Why should I invest?

  • Allows you to reach your financial goals quicker (e.g. early retirement, house down payment)
  • In a low interest rate environment, leaving all your money in a bank account makes no sense
  • Have stronger financial stability at retirement

How can I invest?

  • You can invest in a lump sum, and/or invest a smaller amount into a monthly savings plan. Usually you should do both, as besides your initial amount (e.g. €5,000), a monthly savings plan (e.g. €50) will allow you to gradually build-up your wealth
  • To invest your money, you typically have the following options available:
  • Private bank/asset manager to manage your money: tailored advice but expensive
  • Robo-advisor: cheaper option but you are not in control of your money
  • Do-it-yourself: be in charge of your money and save advisory costs

Where can I invest?

  • Typically, you will distinguish between investing in stocks and bonds
    (you have as well more asset classes such as real estate, commodities, derivatives, but let's focus on the main ones).
  • Stocks provide you with an ownership in a company. This means that your return on your investment will be composed of the profit you made once selling your stock (if price went up!) and dividends paid to you (note that not every company does). The downside is that the value can quickly change based on the financial health of that company or even its perception amongst investors. So it's risky.
  • If you are risk averse, you may prefer look at so called bonds, which are loans a company or government take in return for interest payments. Here key factor is that the safer the issuer of the bond, the lower your interest rate. Compared to a stock, this is clearly a lower-risk saving option. But as well less rewarding.

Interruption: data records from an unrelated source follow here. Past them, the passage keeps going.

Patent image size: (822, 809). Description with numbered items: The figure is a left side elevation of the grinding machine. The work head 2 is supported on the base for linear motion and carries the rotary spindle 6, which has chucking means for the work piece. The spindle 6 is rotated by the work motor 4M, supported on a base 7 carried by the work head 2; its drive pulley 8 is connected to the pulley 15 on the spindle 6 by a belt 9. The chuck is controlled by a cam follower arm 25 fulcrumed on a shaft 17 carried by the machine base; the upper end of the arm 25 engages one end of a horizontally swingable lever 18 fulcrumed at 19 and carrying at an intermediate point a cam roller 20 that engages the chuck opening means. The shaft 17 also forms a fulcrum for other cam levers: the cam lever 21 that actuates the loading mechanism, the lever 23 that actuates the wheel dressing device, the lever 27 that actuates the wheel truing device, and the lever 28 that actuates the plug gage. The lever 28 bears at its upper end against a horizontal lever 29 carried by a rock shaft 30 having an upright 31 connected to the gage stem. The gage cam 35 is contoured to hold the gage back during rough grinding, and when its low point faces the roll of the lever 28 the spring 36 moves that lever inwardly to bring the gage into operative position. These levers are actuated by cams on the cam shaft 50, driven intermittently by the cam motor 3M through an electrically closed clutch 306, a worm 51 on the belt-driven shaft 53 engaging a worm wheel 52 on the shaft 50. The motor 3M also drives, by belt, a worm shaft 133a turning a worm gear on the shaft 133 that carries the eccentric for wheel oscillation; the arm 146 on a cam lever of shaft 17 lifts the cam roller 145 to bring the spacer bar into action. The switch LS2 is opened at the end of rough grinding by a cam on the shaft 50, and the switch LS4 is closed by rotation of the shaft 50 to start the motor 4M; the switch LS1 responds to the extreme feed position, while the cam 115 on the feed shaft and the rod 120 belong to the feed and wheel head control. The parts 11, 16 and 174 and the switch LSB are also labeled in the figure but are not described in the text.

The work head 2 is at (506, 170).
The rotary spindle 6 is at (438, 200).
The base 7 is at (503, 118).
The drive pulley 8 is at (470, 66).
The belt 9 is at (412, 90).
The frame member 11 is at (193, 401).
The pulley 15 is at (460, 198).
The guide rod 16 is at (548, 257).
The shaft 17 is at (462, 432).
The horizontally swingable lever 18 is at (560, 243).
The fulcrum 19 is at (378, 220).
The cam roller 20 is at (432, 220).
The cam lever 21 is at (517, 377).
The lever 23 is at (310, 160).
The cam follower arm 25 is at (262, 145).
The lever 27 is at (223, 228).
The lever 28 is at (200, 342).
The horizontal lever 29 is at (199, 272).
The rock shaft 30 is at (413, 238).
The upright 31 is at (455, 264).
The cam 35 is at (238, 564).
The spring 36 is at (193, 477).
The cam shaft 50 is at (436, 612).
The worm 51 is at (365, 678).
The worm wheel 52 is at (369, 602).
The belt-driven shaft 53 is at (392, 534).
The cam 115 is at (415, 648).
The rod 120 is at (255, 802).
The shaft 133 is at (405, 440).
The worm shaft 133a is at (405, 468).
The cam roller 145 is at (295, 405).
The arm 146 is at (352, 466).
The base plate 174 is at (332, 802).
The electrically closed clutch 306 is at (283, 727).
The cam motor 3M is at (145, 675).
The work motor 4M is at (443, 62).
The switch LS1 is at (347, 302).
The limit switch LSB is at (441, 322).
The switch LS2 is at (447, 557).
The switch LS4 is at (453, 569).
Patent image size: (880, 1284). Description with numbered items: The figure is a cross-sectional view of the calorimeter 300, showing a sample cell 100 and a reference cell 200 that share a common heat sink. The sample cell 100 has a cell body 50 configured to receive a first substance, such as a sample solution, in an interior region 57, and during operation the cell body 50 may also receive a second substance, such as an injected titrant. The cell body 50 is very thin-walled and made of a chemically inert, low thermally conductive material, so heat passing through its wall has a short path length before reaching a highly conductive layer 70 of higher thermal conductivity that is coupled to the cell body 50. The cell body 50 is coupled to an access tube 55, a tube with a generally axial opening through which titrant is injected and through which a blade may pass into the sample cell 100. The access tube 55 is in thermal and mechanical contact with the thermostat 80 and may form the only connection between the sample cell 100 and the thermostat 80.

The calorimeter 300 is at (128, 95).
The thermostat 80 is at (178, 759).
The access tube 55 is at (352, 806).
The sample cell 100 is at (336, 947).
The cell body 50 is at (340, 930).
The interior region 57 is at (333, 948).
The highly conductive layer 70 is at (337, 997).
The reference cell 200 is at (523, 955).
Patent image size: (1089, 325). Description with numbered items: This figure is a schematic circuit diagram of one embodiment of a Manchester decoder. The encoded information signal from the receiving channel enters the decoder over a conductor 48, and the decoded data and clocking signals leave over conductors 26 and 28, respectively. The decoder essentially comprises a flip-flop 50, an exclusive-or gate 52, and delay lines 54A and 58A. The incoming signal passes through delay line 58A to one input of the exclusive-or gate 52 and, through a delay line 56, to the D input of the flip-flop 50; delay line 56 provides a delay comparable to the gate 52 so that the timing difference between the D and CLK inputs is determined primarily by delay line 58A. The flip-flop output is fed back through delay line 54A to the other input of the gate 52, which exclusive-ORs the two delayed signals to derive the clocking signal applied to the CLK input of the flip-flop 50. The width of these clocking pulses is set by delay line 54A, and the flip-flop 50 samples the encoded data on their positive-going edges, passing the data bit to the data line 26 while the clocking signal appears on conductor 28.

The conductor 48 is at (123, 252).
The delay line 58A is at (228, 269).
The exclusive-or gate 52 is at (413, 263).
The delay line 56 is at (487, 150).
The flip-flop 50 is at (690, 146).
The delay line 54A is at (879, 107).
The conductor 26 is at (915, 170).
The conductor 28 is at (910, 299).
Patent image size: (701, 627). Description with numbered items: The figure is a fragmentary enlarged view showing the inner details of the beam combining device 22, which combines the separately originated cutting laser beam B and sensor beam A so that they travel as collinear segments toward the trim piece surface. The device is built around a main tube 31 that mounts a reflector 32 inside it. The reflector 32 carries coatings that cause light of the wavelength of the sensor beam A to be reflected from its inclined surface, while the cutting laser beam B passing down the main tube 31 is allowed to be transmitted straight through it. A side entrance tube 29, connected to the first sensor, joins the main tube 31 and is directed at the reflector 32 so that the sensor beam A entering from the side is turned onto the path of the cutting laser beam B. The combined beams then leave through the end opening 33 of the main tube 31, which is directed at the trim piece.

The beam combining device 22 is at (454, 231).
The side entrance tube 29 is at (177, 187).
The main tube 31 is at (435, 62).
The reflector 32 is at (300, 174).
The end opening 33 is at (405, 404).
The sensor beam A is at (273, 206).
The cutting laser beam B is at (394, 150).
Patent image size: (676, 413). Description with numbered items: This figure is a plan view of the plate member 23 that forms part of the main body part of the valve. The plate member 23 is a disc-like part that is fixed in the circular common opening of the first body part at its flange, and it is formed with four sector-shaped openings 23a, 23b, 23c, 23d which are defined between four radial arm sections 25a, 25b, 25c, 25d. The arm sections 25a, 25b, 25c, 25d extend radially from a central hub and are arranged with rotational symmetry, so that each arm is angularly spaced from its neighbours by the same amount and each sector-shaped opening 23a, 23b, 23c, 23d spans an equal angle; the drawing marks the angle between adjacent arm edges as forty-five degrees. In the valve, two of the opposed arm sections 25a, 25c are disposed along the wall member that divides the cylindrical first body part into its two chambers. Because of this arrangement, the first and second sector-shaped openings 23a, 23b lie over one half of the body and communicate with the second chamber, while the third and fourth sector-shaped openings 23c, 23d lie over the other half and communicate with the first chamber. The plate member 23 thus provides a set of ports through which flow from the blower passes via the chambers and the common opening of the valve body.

  • Unless you are a seasoned investor and you know exactly what stock to buy or how to benefit from bonds, you may want to turn towards so-called “Exchange Traded Funds” – ETFs. They allow you to replicate an entire index and this across various asset classes (e.g. stocks, bonds).
    (see here for our dedicated article on ETF)
  • Still not sure what this means? Let's assume you would want to buy a stock of each company in the DAX 30. This would mean you would have to go and buy each single share of 30 companies. This would take time and would be costly in trading fees. ETFs allow you to by a fraction of these companies in one go (think of it like a bag to hold all the different fruits you bought).
  • As such, ETFs are a cost-efficient way to invest in wider markets, thus allowing you to spread the risk of your investment, commonly referred to as diversification. This makes ETFs particularly well suited for long-term investing.

Are ETFs risky?

  • Every investment bears risk however, with a well diversified portfolio your risk exposure can be reduced. But remember, that the riskier your asset (e.g. stock, P2P lending), the higher return you will require.
  • The performance of an ETF follows that of the index it tracks: if the index changes value, so does the ETF. But short-term changes (i.e. volatility) should not worry you.
  • In the long term, ETFs present the best opportunity to growth, and if prices would fall (as we currently endure), that would be an opportunity to buy further shares at a cheaper price.